Las chicas entraron en la catedral entre risas y bromas.
Tras despedirse de ellas, Rosweisse levantó ligeramente la falda y se dirigió hacia el camerino detrás de la catedral.
Al llegar, vio a Orion sentada erguida frente al tocador.
Al oír pasos, Orion se giró. En cuanto vio a Rosweisse, su expresión se relajó visiblemente. Al notar esto, Rosweisse sonrió.
—¿Estás nerviosa?
Orion asintió.
—Es una boda… ¿cómo no estarlo?
Volvió la mirada al espejo, observándose a sí misma.
Rosweisse se colocó detrás de ella, apoyó suavemente las manos sobre sus hombros y habló con dulzura:
—No estés nerviosa. Estás a punto de completar esta ceremonia con la persona que más amas… y la que más te ama.
Orion esbozó una leve sonrisa.
—Lo sé, hermana Rosweisse.
Al observarla a través del espejo, vestida con un puro vestido de novia blanco, la mirada de Rosweisse se suavizó.
Era realmente hermosa.
Cualquier mujer, al ponerse un vestido de novia, adquiría una belleza sagrada e inmaculada.
Su largo cabello dorado estaba recogido, dejando al descubierto su esbelto cuello y sus hombros suaves. El diseño del vestido era conservador, apenas mostraba piel, y aun así delineaba a la perfección su figura alta y elegante.

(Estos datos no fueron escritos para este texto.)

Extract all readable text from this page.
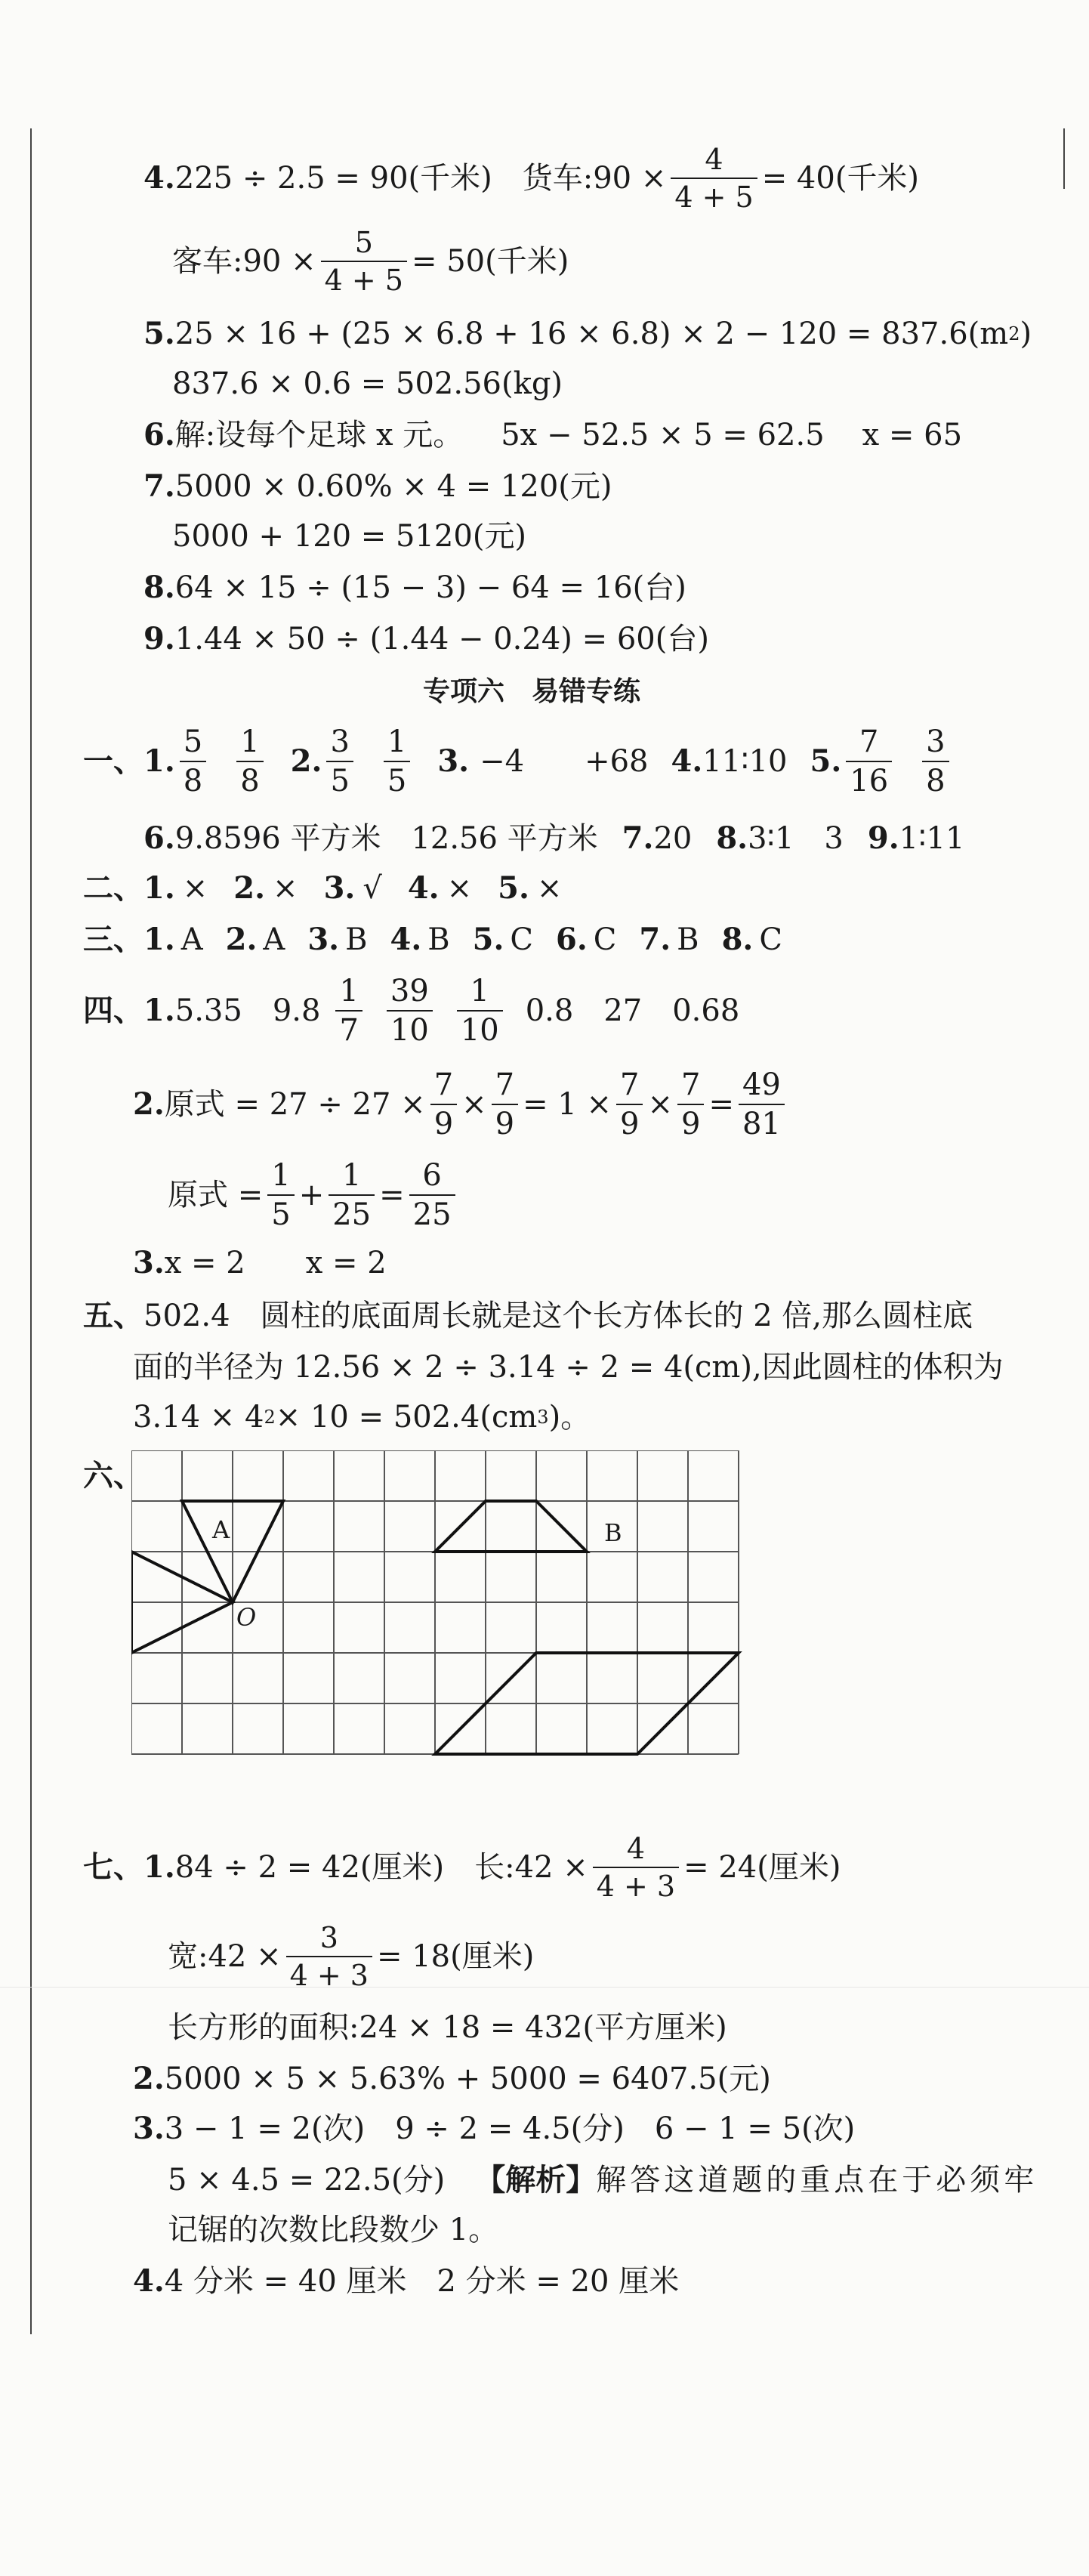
4. 225 ÷ 2.5 = 90(千米) 货车:90 × $\frac{4}{4 + 5} = 40$(千米)
客车:90 × $\frac{5}{4 + 5} = 50$(千米)
5. 25 × 16 + (25 × 6.8 + 16 × 6.8) × 2 − 120 = 837.6(m 2 )
837.6 × 0.6 = 502.56(kg)
6. 解:设每个足球 x 元。 5x − 52.5 × 5 = 62.5 x = 65
7. 5000 × 0.60% × 4 = 120(元)
5000 + 120 = 5120(元)
8. 64 × 15 ÷ (15 − 3) − 64 = 16(台)
9. 1.44 × 50 ÷ (1.44 − 0.24) = 60(台)
专项六　易错专练
一、 1. $\frac{5}{8} \frac{1}{8} 2$. $\frac{3}{5} \frac{1}{5} 3$. −4　　+68 4. 11∶10 5. $\frac{7}{16} \frac{3}{8}$
6. 9.8596 平方米　12.56 平方米 7. 20 8. 3∶1　3 9. 1∶11
二、 1. × 2. × 3. √ 4. × 5. ×
三、 1. A 2. A 3. B 4. B 5. C 6. C 7. B 8. C
四、 1. 5.35　$9.8 \frac{1}{7} \frac{39}{10} \frac{1}{10} 0.8$　27　0.68
2. 原式 = $27 \div 27 \times \frac{7}{9} \times \frac{7}{9} = 1 \times \frac{7}{9} \times \frac{7}{9} = \frac{49}{81}$
原式 = $\frac{1}{5} + \frac{1}{25} = \frac{6}{25}$
3. x = 2　　x = 2
五、 502.4　圆柱的底面周长就是这个长方体长的 2 倍,那么圆柱底
面的半径为 12.56 × 2 ÷ 3.14 ÷ 2 = 4(cm),因此圆柱的体积为
3.14 × 4 2 × 10 = 502.4(cm 3 )。
六、
A	B
O
七、 1. 84 ÷ 2 = 42(厘米) 长:42 × $\frac{4}{4 + 3} = 24$(厘米)
宽:42 × $\frac{3}{4 + 3} = 18$(厘米)
长方形的面积:24 × 18 = 432(平方厘米)
2. 5000 × 5 × 5.63% + 5000 = 6407.5(元)
3. 3 − 1 = 2(次)　9 ÷ 2 = 4.5(分)　6 − 1 = 5(次)
5 × 4.5 = 22.5(分)　 【解析】 解答这道题的重点在于必须牢
记锯的次数比段数少 1。
4. 4 分米 = 40 厘米　2 分米 = 20 厘米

Se decía que Constantine había gastado una gran fortuna para encargar a los mejores artesanos de Sky City que confeccionaran ese vestido exclusivamente para Orion. Cada centímetro de tela estaba impregnado de un cuidado meticuloso.
Y el amor entre Orion y Constantine… era digno de un vestido así de perfecto.
—Hermana Rosweisse…
La voz de Orion sacó a Rosweisse de sus pensamientos.
—¿Hm? ¿Qué sucede? —respondió la Reina Dragón Plateada.
Orion levantó la mirada hacia el reflejo de Rosweisse en el espejo. Apretó los labios, dudó un momento, luchando consigo misma, pero finalmente preguntó:
—Llevas tantos años con el señor Leon Casmod… ¿alguna vez te has sentido perdida respecto al futuro?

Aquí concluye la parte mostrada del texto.